REPUBLIKA.CO.ID, JAKARTA -- Aktor senior sekaligus Duta Festival Film Indonesia, Slamet Rahardjo Djarot, mengungkap pandangannya mengenai popularitas film bergenre horor di Indonesia. Menurutnya, antusiasme masyarakat terhadap genre horor tidak bisa dipisahkan dari kepercayaan masyarakat yang sangat tinggi akan hal mistis.
"Kepercayaan hal-hal berbau mistis itu di Indonesia masih sangat tinggi. Keluarga-keluarga di Indonesia itu misalnya sering mengaitkan sesuatu hal dengan sesuatu mistis," kata Slamet dalam diskusi media di Dharmawangsa, Jakarta Selatan, Kamis (26/9/2024).
Ia mengatakan fenomena ini sangat berbeda dengan negara-negara Barat seperti AS. Menurut dia, di AS kepercayaan terhadap mistis bisa jadi dianggap sebagai hal aneh atau mengganggu.

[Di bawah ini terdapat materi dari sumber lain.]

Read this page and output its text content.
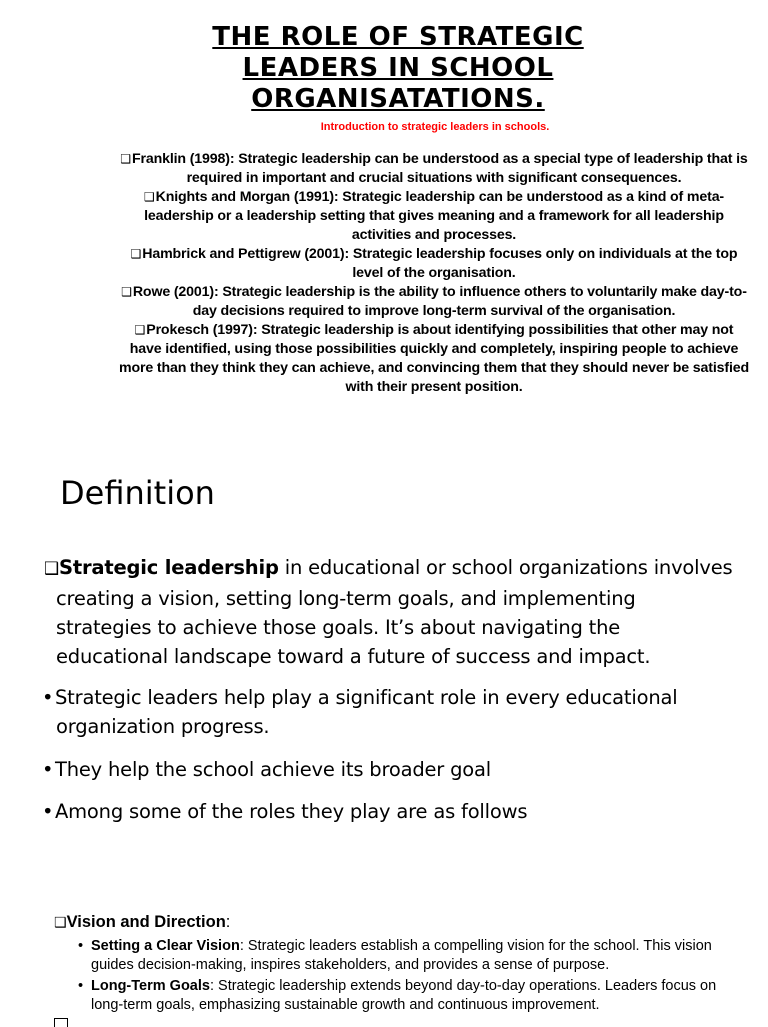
THE ROLE OF STRATEGIC LEADERS IN SCHOOL ORGANISATATIONS.
Introduction to strategic leaders in schools.
❑Franklin (1998): Strategic leadership can be understood as a special type of leadership that is required in important and crucial situations with significant consequences.
❑Knights and Morgan (1991): Strategic leadership can be understood as a kind of meta-leadership or a leadership setting that gives meaning and a framework for all leadership activities and processes.
❑Hambrick and Pettigrew (2001): Strategic leadership focuses only on individuals at the top level of the organisation.
❑Rowe (2001): Strategic leadership is the ability to influence others to voluntarily make day-to-day decisions required to improve long-term survival of the organisation.
❑Prokesch (1997): Strategic leadership is about identifying possibilities that other may not have identified, using those possibilities quickly and completely, inspiring people to achieve more than they think they can achieve, and convincing them that they should never be satisfied with their present position.
Definition

❑Strategic leadership in educational or school organizations involves creating a vision, setting long-term goals, and implementing strategies to achieve those goals. It’s about navigating the educational landscape toward a future of success and impact.

•Strategic leaders help play a significant role in every educational organization progress.

•They help the school achieve its broader goal

•Among some of the roles they play are as follows

❑Vision and Direction:

• Setting a Clear Vision: Strategic leaders establish a compelling vision for the school. This vision guides decision-making, inspires stakeholders, and provides a sense of purpose.
• Long-Term Goals: Strategic leadership extends beyond day-to-day operations. Leaders focus on long-term goals, emphasizing sustainable growth and continuous improvement.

"Kalau Anda tinggal di New York pasti beda. Karena di sana enggak percaya hal mistis, Anda mungkin dianggap aneh di sana," kata Slamet.
Slamet juga mengungkap hipotesanya terkait relasi antara genre horor dan masyarakat Indonesia. Ia menduga, jangan-jangan genre horor itu adalah film asli Indonesia dan mencerminkan masyarakat itu sendiri.
"Jadi kalau kita selidiki, jangan-jangan film horor itu adalah asli Indonesia. Jadi kenapa horor itu sering digandrungi, orang berbondong-bondong menonton, karena itu adalah makanannya. Ibaratnya hanya orang Minang yang doyan sekali rendang, hanya orang Makassar yang suka sekali coto, dan hanya yang percaya mistis yang suka film horor," jelas Slamet.
Slamet kemudian juga mengkritisi beberapa film horor yang menurutnya berpotensi merusak budaya dan kepercayaan. Di film horor populer KKN di Desa Penari, kata Slamet, sosok penari tersebut diidentikan dengan hal mistis. Padahal pada kenyataannya, banyak sekali penari yang tidak terkait dengan hal mistis.
Selain film KKN di Desa Penari, Slamet juga mengkritisi film Makmum yang menurutnya cenderung mengeksploitasi agama. "Film KKN itu ada adegan penari yang seperti setan, aduh kok gini kata saya. Terus juga ada film horor yang sholat terus ada makmumnya setan. Jangan begitulah, jangan merusak budaya dan kepercayaan," ujar Slamet.